Et le lecteur se laisse prendre à cette quête au titre “imparfait” puisque, d’une certaine façon, Mademoiselle Lévy n’est que l’accessoire et le désir d’une déchirure. Tout cela sans le savoir, à son corps défendant, même si elle indique à sa façon qu’il n’est pas d’amour heureux et le tout en hantant les salles de cinéma lilloises.
Le narrateur du livre plonge dans une recherche identitaire où le double fait le jeu du un en nous racontant “Une saison à l’envers”, livre pivot du transfuge de Moret en Mauret sans en citer la moindre ligne. Le scripteur va rencontrer l’auteur devenu célèbre et en remonter l’histoire et ses incohérences notoires qui filent entre les doigts de la fiction, du réel et de leur narration.
L’ensemble reste néanmoins non sans mystère et c’est peu dire même si le narrateur remonte, en “biographe” attentif à la vie de son héros (comme la sienne propre), une existence là où se mêlent les années d’occupation, la guerre de Corée, les séminaires de Lacan (entre autres).
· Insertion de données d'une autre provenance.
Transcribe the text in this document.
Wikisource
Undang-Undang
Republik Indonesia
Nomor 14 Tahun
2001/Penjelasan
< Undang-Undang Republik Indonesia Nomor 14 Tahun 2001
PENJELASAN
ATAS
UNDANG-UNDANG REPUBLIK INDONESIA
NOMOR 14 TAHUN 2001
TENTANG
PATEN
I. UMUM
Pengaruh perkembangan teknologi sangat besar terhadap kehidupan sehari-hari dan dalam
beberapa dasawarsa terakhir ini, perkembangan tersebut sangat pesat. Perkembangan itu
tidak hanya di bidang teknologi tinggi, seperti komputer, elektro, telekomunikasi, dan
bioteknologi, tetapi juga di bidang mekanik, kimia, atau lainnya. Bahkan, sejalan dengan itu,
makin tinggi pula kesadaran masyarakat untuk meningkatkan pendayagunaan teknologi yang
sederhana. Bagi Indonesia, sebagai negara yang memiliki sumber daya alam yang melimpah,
Tout est construit de manière à prouver que l’illusion d’une “belle” vie sépare parfois de la vie elle-même. Mais c’est ainsi que se coursent les rêves toute une vie durant comme un chien attaché à un chariot par une chaîne trop courte et que le narrateur/auteur tente de rallonger. C’est aussi d’une certaine manière mourir pour se rappeler son avenir.
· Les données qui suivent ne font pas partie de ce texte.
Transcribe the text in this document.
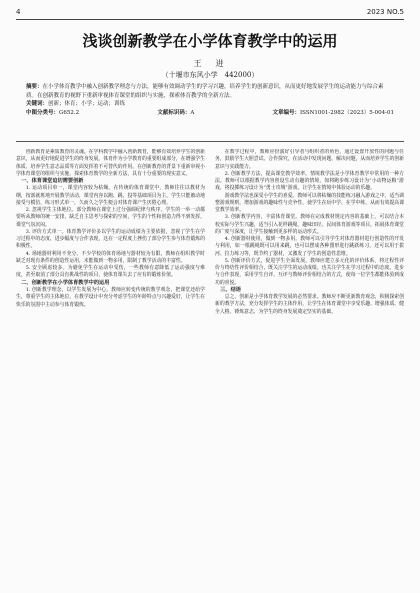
4	2023 NO.5
浅谈创新教学在小学体育教学中的运用
王　进
（十堰市东风小学　442000）

摘要：在小学体育教学中融入创新教学理念与方法，能够有效调动学生的学习兴趣，培养学生的创新意识，从而更好地发展学生的运动能力与综合素质。在创新教育的视野下重新审视体育课堂的组织与实施，探索体育教学的全新方法。

关键词：创新；体育；小学；运动；训练

中图分类号：G652.2	文献标识码：A	文章编号：ISSN1001-2982（2023）5-004-01

创新教育是素质教育的灵魂。在学科教学中融入创新教育，能够有效培养学生的创新意识，从而更好地促进学生的终身发展。体育作为小学教育的重要组成部分，在增强学生体质、培养学生意志品质等方面发挥着不可替代的作用。在创新教育的背景下重新审视小学体育课堂的组织与实施，探索体育教学的全新方法，具有十分重要的现实意义。

一、体育课堂迫切需要创新

1. 运动项目单一，课堂内容较为枯燥。在传统的体育课堂中，教师往往以教材为纲，按部就班地开展教学活动，课堂内容以跑、跳、投等基础项目为主，学生只能被动地接受与模仿，练习形式单一，久而久之学生便会对体育课产生厌倦心理。

2. 忽视学生主体地位。部分教师在课堂上过分强调纪律与秩序，学生的一举一动都要听从教师的统一安排，缺乏自主思考与探索的空间，学生的个性和创造力得不到发挥，课堂气氛沉闷。

3. 评价方式单一。体育教学评价多以学生的运动成绩为主要依据，忽视了学生在学习过程中的态度、进步幅度与合作表现，这在一定程度上挫伤了部分学生参与体育锻炼的积极性。

4. 场地器材利用不充分。不少学校的体育场地与器材较为有限，教师在组织教学时缺乏对现有条件的创造性运用，未能做到一物多用，限制了教学活动的丰富性。

5. 安全顾虑较多。为避免学生在运动中受伤，一些教师有意降低了运动强度与难度，甚至取消了部分具有挑战性的项目，使体育课失去了应有的锻炼价值。

二、创新教学在小学体育教学中的运用

1. 创新教学理念，以学生发展为中心。教师应转变传统的教学观念，把课堂还给学生，尊重学生的主体地位，在教学设计中充分考虑学生的年龄特点与兴趣爱好，让学生在快乐的氛围中主动参与体育锻炼。

在教学过程中，教师应扮演好引导者与组织者的角色，通过设置开放性的问题与任务，鼓励学生大胆尝试、合作探究，在活动中发现问题、解决问题，从而培养学生的创新意识与实践能力。

2. 创新教学方法，提高课堂教学效率。情境教学法是小学体育教学中常用的一种方法。教师可以根据教学内容创设生动有趣的情境，如将跑步练习设计为“小动物运粮”游戏，将投掷练习设计为“勇士攻城”游戏，让学生在情境中体验运动的乐趣。

游戏教学法也深受小学生的喜爱。教师可以将枯燥的技能练习融入游戏之中，适当调整游戏规则，增加游戏的趣味性与竞争性，使学生在玩中学、在学中练，从而有效提高课堂教学效率。

3. 创新教学内容，丰富体育课堂。教师在完成教材规定内容的基础上，可以结合本校实际与学生兴趣，适当引入花样跳绳、趣味田径、民间体育游戏等项目，拓展体育课堂的广度与深度，让学生接触到更多样的运动形式。

4. 创新器材使用，做到一物多用。教师可以引导学生对体育器材进行创造性的开发与利用，如一根跳绳既可以用来跳，也可以摆成各种图形进行跳跃练习，还可以用于拔河、拉力练习等，既节约了器材，又激发了学生的创造性思维。

5. 创新评价方式，促进学生全面发展。教师应建立多元化的评价体系，将过程性评价与终结性评价相结合，既关注学生的运动成绩，也关注学生在学习过程中的态度、进步与合作表现，采用学生自评、互评与教师评价相结合的方式，使每一位学生都能体验到成功的喜悦。

三、结语

总之，创新是小学体育教学发展的必然要求。教师应不断更新教育观念，积极探索创新的教学方法，充分发挥学生的主体作用，让学生在体育课堂中享受乐趣、增强体质、健全人格、锤炼意志，为学生的终身发展奠定坚实的基础。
Il se peut en effet qu’avec la transformation du nom, l’âme se transforme comme une rivière le fait en quittant son lit d’origine. A la dissection du coeur, Pierret préfère judicieusement celle des faits. Ce qui est plus probant là où une vie morte opte pour une autre qui semble plus vivante et appelle à son avenir par effet de transplantation.
Mais cela ne se fait pas sans mal pour le héros comme pour le narrateur. “C’est à n’y rien comprendre me dire vous. J’avoue que je me sens moi-même un peu perdu”. Néanmoins, cela suit son cours au sein même d’imprécisions qui font le piment de la narration, de la vie et du livre. En ce sens, Mademoiselle Lévy entraîne par sa conversation une conversion que l’auteur analyse avec la verve d’une écriture alimentée d’une culture aussi ironique qu’encyclopédique.
Entre autres sous le signe du cinéma et non seulement celui des séances lilloises. Il passe de “Allemagne année zéro” jusqu’à Darry Cowl. C’est dire un tel périple.
jean-paul gavard-perret
Marc Pierret, Mademoiselle Lévy, éditions Tinbad, coll. Tinbad roman, Paris, 2019, 168 p. — 18,00 €. Parution le 26 mars.